Pemerintah AS nampak mulai serius untuk menanggapi masalah potensi penggunaan kripto untuk tindak-tindak melanggar hukum. Hal tersebut diungkapkan oleh Departemen Keamanan Dalam Negeri Amerika Serikat yang dirilis resmi hari Selasa (4/12/18).
Inisiatif tersebut berawal sejak adanya laporan dari DEA di sekitar bulan Agustus yang menyebut bahwa 90 persen transaksi kripto digunakan untuk tindak melanggar hukum. Dalam sekian tahun berjalan, Agen DEA kemudian sempat memberikan komentar di Bloomberg bahwa dari yang berjumlah mencapai 90 persen itu kini telah turun hanya 10 persen saja.
Melihat hal tersebut, pemerintah AS mungkin mencoba mengambil langkah antisipatif untuk tetap meminimalisir segala potensi yang ada. Meskipun, pada kenyataannya, sudah cukup banyak orang yang melihat bahwa menggunakan kripto untuk tindak kriminal adalah hal yang konyol, karena justru dapat dilacak dengan mudah melalui blockchain.
Kenyataannya, memang ada varian kripto dengan karakter Privacy Coin. Tipikal varian kripto Privacy Coin ini memang memiliki kelebihan khusus terutama tentang privasi pengguna. Bagi pengguna kripto sendiri, masalah privasi adalah hal yang begitu penting, terutama untuk meningkatkan keamanan.
Departemen Keamanan Dalam Negeri AS, mulai berkeinginan agar pihaknya bisa mencari ruang untuk bisa melakukan pelacakan transaksi yang dilakukan melalui varian Privacy Coin. Awalnya, Departemen Keamanan Dalam Negeri AS merilis permohonan terbuka tertanggal 30 November.
Keinginan pihak Departemen Keamanan Dalam Negeri AS itu tidak lain untuk membuka kesempatan lebar-lebar kepada perusahaan fintech skala kecil (SBIR) FY19 agar bisa membantu pihaknya.
Salah satu hal yang tertulis dalam dokumen tersebut memang spesifik menyoal tentang blockchain, berjudul “Blockchain Applications for Homeland Security Forensic Analytics”, seperti yang dituliskan dalam dokumen H-SB019.1-008.

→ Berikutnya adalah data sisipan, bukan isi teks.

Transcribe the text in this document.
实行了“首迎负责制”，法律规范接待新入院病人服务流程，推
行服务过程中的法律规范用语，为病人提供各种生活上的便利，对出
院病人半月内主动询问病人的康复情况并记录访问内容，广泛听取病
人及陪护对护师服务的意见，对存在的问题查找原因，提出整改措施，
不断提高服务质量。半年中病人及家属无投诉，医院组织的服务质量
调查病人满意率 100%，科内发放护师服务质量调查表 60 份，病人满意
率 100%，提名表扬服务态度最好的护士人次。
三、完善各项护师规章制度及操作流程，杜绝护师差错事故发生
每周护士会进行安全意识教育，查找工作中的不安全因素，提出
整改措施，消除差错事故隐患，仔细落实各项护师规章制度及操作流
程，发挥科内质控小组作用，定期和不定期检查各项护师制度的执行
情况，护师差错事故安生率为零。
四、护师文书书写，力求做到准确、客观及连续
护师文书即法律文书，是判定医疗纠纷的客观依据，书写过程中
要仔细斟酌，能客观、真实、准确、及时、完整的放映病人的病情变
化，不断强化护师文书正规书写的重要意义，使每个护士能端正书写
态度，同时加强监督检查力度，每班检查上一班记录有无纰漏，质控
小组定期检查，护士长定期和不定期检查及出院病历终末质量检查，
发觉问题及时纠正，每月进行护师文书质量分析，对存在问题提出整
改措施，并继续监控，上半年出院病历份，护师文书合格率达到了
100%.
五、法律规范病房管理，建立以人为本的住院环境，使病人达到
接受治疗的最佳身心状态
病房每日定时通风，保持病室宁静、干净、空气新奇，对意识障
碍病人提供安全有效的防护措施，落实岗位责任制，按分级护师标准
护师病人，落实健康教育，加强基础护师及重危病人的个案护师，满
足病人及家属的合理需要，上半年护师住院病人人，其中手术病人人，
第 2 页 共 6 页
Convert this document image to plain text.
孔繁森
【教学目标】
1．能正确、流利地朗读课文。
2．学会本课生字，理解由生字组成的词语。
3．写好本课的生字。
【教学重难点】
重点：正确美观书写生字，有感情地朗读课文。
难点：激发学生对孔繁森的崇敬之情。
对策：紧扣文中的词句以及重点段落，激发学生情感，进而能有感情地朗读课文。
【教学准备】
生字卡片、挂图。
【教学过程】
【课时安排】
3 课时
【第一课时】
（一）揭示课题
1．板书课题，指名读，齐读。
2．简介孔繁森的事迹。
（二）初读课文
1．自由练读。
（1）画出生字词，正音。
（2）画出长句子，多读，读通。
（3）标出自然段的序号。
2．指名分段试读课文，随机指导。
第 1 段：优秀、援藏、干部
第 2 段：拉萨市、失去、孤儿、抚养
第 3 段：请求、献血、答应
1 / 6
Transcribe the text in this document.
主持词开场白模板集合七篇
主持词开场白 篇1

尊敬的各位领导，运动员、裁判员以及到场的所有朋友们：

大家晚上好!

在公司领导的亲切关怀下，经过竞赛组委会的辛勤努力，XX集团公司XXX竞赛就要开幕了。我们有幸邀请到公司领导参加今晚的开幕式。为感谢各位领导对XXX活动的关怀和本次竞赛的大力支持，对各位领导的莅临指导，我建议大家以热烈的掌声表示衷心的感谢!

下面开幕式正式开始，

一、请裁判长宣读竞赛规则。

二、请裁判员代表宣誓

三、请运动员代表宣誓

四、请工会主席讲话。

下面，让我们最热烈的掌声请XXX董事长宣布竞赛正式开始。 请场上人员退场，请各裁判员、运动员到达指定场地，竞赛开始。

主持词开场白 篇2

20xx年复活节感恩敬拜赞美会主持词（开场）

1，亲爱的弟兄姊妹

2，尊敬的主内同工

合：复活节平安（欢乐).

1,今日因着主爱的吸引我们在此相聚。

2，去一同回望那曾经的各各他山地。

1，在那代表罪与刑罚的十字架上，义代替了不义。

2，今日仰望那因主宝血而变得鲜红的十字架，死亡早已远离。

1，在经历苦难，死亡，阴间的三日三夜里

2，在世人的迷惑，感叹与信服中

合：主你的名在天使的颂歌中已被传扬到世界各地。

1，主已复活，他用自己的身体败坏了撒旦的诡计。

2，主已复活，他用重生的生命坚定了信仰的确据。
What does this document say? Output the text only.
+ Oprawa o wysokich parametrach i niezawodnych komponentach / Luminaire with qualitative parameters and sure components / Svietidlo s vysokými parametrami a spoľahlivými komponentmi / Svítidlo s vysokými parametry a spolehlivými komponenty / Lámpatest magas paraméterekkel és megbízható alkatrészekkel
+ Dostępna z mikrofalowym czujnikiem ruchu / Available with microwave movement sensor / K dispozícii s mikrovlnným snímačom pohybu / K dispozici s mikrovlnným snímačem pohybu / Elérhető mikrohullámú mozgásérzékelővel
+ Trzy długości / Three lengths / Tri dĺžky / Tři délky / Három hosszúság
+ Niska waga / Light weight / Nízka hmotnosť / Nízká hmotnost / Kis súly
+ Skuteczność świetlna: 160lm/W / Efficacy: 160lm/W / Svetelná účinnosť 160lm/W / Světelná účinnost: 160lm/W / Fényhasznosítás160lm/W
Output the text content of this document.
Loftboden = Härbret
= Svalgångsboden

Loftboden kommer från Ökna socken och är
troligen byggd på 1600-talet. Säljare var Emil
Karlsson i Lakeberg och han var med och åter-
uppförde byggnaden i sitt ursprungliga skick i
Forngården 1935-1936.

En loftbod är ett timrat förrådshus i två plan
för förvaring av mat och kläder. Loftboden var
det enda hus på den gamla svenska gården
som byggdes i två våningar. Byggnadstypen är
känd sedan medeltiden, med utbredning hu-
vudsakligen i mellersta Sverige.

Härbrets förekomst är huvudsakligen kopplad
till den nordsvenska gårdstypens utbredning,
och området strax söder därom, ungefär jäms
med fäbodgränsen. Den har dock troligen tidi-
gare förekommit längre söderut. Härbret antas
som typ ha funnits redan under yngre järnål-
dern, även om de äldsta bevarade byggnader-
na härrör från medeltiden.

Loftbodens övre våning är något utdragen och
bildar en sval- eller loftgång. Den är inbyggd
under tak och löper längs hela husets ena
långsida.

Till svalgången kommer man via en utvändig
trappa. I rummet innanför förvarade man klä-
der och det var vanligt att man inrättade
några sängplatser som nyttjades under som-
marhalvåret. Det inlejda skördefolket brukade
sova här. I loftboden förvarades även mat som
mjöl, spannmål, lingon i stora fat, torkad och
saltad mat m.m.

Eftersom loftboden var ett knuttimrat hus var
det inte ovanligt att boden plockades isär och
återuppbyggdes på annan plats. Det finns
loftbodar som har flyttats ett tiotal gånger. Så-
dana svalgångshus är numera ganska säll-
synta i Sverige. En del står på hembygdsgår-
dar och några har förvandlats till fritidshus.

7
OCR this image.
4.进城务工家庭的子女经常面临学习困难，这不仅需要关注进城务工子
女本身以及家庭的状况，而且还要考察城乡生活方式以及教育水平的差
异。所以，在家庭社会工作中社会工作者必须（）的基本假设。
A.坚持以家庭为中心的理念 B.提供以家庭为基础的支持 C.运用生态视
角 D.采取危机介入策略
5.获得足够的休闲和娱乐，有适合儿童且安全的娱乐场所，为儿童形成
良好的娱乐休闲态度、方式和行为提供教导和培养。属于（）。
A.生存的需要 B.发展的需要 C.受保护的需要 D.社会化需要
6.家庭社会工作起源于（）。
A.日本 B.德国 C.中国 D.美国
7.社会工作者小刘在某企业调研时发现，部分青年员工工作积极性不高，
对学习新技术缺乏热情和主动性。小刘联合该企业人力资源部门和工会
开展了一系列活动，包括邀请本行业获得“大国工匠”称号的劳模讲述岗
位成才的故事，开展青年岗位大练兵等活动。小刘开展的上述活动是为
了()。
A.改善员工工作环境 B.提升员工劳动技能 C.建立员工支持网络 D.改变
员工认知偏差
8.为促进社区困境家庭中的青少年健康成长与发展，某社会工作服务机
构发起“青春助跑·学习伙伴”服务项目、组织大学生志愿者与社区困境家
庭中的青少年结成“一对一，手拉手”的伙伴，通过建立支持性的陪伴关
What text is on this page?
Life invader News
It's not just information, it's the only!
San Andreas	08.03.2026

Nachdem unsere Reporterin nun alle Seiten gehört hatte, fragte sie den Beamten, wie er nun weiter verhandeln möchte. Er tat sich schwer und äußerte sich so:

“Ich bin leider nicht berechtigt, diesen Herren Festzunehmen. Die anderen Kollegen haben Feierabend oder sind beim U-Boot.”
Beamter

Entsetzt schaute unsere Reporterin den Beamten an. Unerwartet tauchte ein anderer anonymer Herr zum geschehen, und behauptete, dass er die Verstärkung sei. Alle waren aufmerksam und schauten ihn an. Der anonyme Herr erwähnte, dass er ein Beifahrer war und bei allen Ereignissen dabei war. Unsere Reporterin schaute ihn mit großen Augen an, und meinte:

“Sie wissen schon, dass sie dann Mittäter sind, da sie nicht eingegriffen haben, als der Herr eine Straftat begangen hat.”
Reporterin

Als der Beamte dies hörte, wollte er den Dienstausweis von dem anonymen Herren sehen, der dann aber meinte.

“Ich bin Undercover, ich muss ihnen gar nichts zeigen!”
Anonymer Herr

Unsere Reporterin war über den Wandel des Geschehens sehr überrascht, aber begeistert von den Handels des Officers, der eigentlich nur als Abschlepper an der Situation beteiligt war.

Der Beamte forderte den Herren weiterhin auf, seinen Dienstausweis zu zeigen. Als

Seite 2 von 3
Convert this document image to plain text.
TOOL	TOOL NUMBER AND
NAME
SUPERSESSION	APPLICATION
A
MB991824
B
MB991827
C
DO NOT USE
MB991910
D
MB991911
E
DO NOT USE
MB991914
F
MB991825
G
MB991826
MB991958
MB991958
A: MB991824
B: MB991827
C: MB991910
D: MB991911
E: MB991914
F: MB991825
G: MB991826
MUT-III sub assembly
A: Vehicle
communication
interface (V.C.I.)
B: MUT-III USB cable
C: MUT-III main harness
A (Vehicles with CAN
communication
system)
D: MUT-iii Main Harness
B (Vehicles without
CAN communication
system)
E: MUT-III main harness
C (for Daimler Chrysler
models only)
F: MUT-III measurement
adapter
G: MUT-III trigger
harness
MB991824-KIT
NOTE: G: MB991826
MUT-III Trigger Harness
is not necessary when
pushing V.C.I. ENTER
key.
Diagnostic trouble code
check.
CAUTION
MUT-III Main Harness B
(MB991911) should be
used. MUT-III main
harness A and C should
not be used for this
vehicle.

Departemen Keamanan Dalam Negeri AS bahkan sempat lebih terperinci bahwa aplikasi forensik untuk blockchain yang dimaksud dapat digunakan untuk varian Privacy Coin seperti Zcash dan juga Monero.
Reuben Yap, COO Zcoin memberikan komentar di EB, bahwa landasan keinginan pemerintah AS tersebut berniat untuk meminta bantuan untuk bisa melacak. Reuben menilai bahwa pihak pemerintah sendiri pada dasarnya mengakui bahwa Privacy Coin merupakan sebuah tantangan tersendiri.
Menurutnya, pelacakan tersebut dapat saja dilakukan jika penggunanya sendiri tidak berhati-hati. “Tapi itu tidak akan mudah,” terangnya saat dimintai keterangan.
Tidak hanya sampai disitu, pada hari Kamis dua hari lalu (4/12/18), Departemen Keamanan Dalam Negeri AS kembali merilis pengumuman terbuka. Kali itu, peluang terbuka itu ditujukan kepada startup blockchain terkait dengan memerangi tindakan pemalsuan.
Beberapa hal spesifik yang diinginkan seperti untuk mencegah pemalsuan dokumen, baik identitas wisatawan, identitas kewarganegaraan, imigrasi, pelacakan impor minyak, dan juga pelacakan asal bahan baku impor.